Today we honor and remember military personnel who served their country, particularly those who died in battle or as a result of wounds sustained in battle. (Not to be confused with Veterans Day, which honors all soldiers who have served our country.)
Scroll down to read about five famous LGBT army veterans from decades past, and add more to the list in the comments section below…
Baron Frederick von Steuben
Though Prussian by birth, Frederick von Steuben trained George Washington’s Colonial Army and was invaluable in helping them defeat the better equipped and trained British troops. The Baron arrived in the Colonies in September 1777, with his young aide de camp, Louis de Pontière, and their prized Italian greyhound, Azor. Steuben developed a model company of 120 men, who in turn trained others. As part of his technique, the Baron would don full military dress and upbraid the troops in French and German. (He eventually recruited a captain to curse at them in English.) The Baron was often described as “eccentric”and “flamboyant,” which was essentialy Colonial-era lingo for “gay.” Despite this–or more likely, because of this–he still managed to become one of the great heroes of the Revolutionary War.
Thomas A. Dooley
While serving as a physician in the U.S. Navy in the 1950s, Dooley, a celebrated doctor and humanitarian, was investigated by the Navy and forced to resign his commission. Despite being fired, he remained in Southeast Asia, tending to the forgotten victims of war and building hospitals through the Medical International Cooperation Organization. After he died of cancer at just 34, Dooley’s legacy was later enshrined by President John F. Kennedy, who cited the doctor’s example when he launched the Peace Corps. Dooley was also posthumously awarded a Congressional Gold Medal.

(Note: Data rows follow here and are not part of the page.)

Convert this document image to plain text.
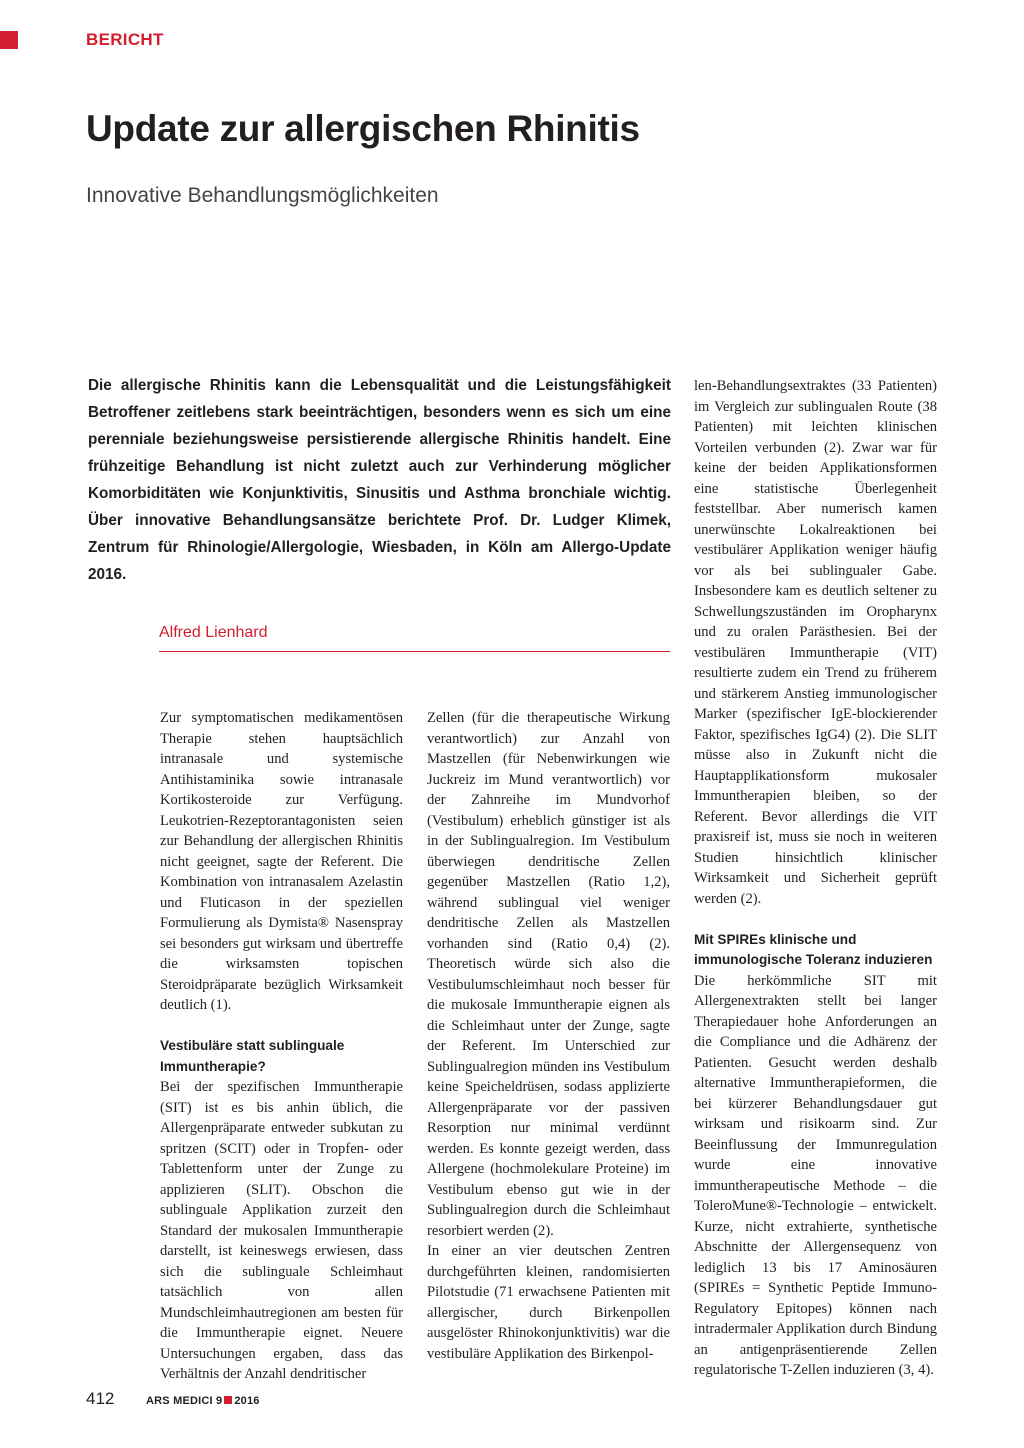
BERICHT
Update zur allergischen Rhinitis
Innovative Behandlungsmöglichkeiten

Die allergische Rhinitis kann die Lebensqualität und die Leistungsfähigkeit Betroffener zeitlebens stark beeinträchtigen, besonders wenn es sich um eine perenniale beziehungsweise persistierende allergische Rhinitis handelt. Eine frühzeitige Behandlung ist nicht zuletzt auch zur Verhinderung möglicher Komorbiditäten wie Konjunktivitis, Sinusitis und Asthma bronchiale wichtig. Über innovative Behandlungsansätze berichtete Prof. Dr. Ludger Klimek, Zentrum für Rhinologie/Allergologie, Wiesbaden, in Köln am Allergo-Update 2016.

Alfred Lienhard

Zur symptomatischen medikamentösen Therapie stehen hauptsächlich intranasale und systemische Antihistaminika sowie intranasale Kortikosteroide zur Verfügung. Leukotrien-Rezeptorantagonisten seien zur Behandlung der allergischen Rhinitis nicht geeignet, sagte der Referent. Die Kombination von intranasalem Azelastin und Fluticason in der speziellen Formulierung als Dymista® Nasenspray sei besonders gut wirksam und übertreffe die wirksamsten topischen Steroidpräparate bezüglich Wirksamkeit deutlich (1).

Vestibuläre statt sublinguale Immuntherapie?

Bei der spezifischen Immuntherapie (SIT) ist es bis anhin üblich, die Allergenpräparate entweder subkutan zu spritzen (SCIT) oder in Tropfen- oder Tablettenform unter der Zunge zu applizieren (SLIT). Obschon die sublinguale Applikation zurzeit den Standard der mukosalen Immuntherapie darstellt, ist keineswegs erwiesen, dass sich die sublinguale Schleimhaut tatsächlich von allen Mundschleimhautregionen am besten für die Immuntherapie eignet. Neuere Untersuchungen ergaben, dass das Verhältnis der Anzahl dendritischer

Zellen (für die therapeutische Wirkung verantwortlich) zur Anzahl von Mastzellen (für Nebenwirkungen wie Juckreiz im Mund verantwortlich) vor der Zahnreihe im Mundvorhof (Vestibulum) erheblich günstiger ist als in der Sublingualregion. Im Vestibulum überwiegen dendritische Zellen gegenüber Mastzellen (Ratio 1,2), während sublingual viel weniger dendritische Zellen als Mastzellen vorhanden sind (Ratio 0,4) (2). Theoretisch würde sich also die Vestibulumschleimhaut noch besser für die mukosale Immuntherapie eignen als die Schleimhaut unter der Zunge, sagte der Referent. Im Unterschied zur Sublingualregion münden ins Vestibulum keine Speicheldrüsen, sodass applizierte Allergenpräparate vor der passiven Resorption nur minimal verdünnt werden. Es konnte gezeigt werden, dass Allergene (hochmolekulare Proteine) im Vestibulum ebenso gut wie in der Sublingualregion durch die Schleimhaut resorbiert werden (2).

In einer an vier deutschen Zentren durchgeführten kleinen, randomisierten Pilotstudie (71 erwachsene Patienten mit allergischer, durch Birkenpollen ausgelöster Rhinokonjunktivitis) war die vestibuläre Applikation des Birkenpol-

len-Behandlungsextraktes (33 Patienten) im Vergleich zur sublingualen Route (38 Patienten) mit leichten klinischen Vorteilen verbunden (2). Zwar war für keine der beiden Applikationsformen eine statistische Überlegenheit feststellbar. Aber numerisch kamen unerwünschte Lokalreaktionen bei vestibulärer Applikation weniger häufig vor als bei sublingualer Gabe. Insbesondere kam es deutlich seltener zu Schwellungszuständen im Oropharynx und zu oralen Parästhesien. Bei der vestibulären Immuntherapie (VIT) resultierte zudem ein Trend zu früherem und stärkerem Anstieg immunologischer Marker (spezifischer IgE-blockierender Faktor, spezifisches IgG4) (2). Die SLIT müsse also in Zukunft nicht die Hauptapplikationsform mukosaler Immuntherapien bleiben, so der Referent. Bevor allerdings die VIT praxisreif ist, muss sie noch in weiteren Studien hinsichtlich klinischer Wirksamkeit und Sicherheit geprüft werden (2).

Mit SPIREs klinische und immunologische Toleranz induzieren

Die herkömmliche SIT mit Allergenextrakten stellt bei langer Therapiedauer hohe Anforderungen an die Compliance und die Adhärenz der Patienten. Gesucht werden deshalb alternative Immuntherapieformen, die bei kürzerer Behandlungsdauer gut wirksam und risikoarm sind. Zur Beeinflussung der Immunregulation wurde eine innovative immuntherapeutische Methode – die ToleroMune®-Technologie – entwickelt. Kurze, nicht extrahierte, synthetische Abschnitte der Allergensequenz von lediglich 13 bis 17 Aminosäuren (SPIREs = Synthetic Peptide Immuno-Regulatory Epitopes) können nach intradermaler Applikation durch Bindung an antigenpräsentierende Zellen regulatorische T-Zellen induzieren (3, 4).

412	ARS MEDICI 9 2016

(Female members of the Women Airforce Service Pilots, a.k.a WASPs)
Cpls Fannie Mae Clackum and Grace Garner
Though hardly the first people forced out of the military for being gay, Fannie Mae Clackum and Grace Garner, U.S. Air Force reservists in the late 1940s and early 1950s, were the first to successfully challenge their discharge. When the two women were suspected of being lesbians, the Office of Special Investigations essentially entrapped the pair, giving the Air Force cause to issue dishonorable discharges to both in 1952. But they refused to accept the discharges and demanded their case be brought to a courtmartial. Eight years later, the pair won their suit: the courts vacated the discharge and awarded them back pay.
Sgt. Leonard Matlovich
Vietnam vet Sgt. Leonard Matlovich was the first gay man to disclose his sexual orientation in the military while serving in the U.S. Air Force. His photograph, along with the headline “I Am a Homosexual,” appeared on the cover of the September 8, 1975 edition of Time. In addition to being one of the first openly gay American soldiers, Matlovich was also the first to appear on the cover of an American news magazine.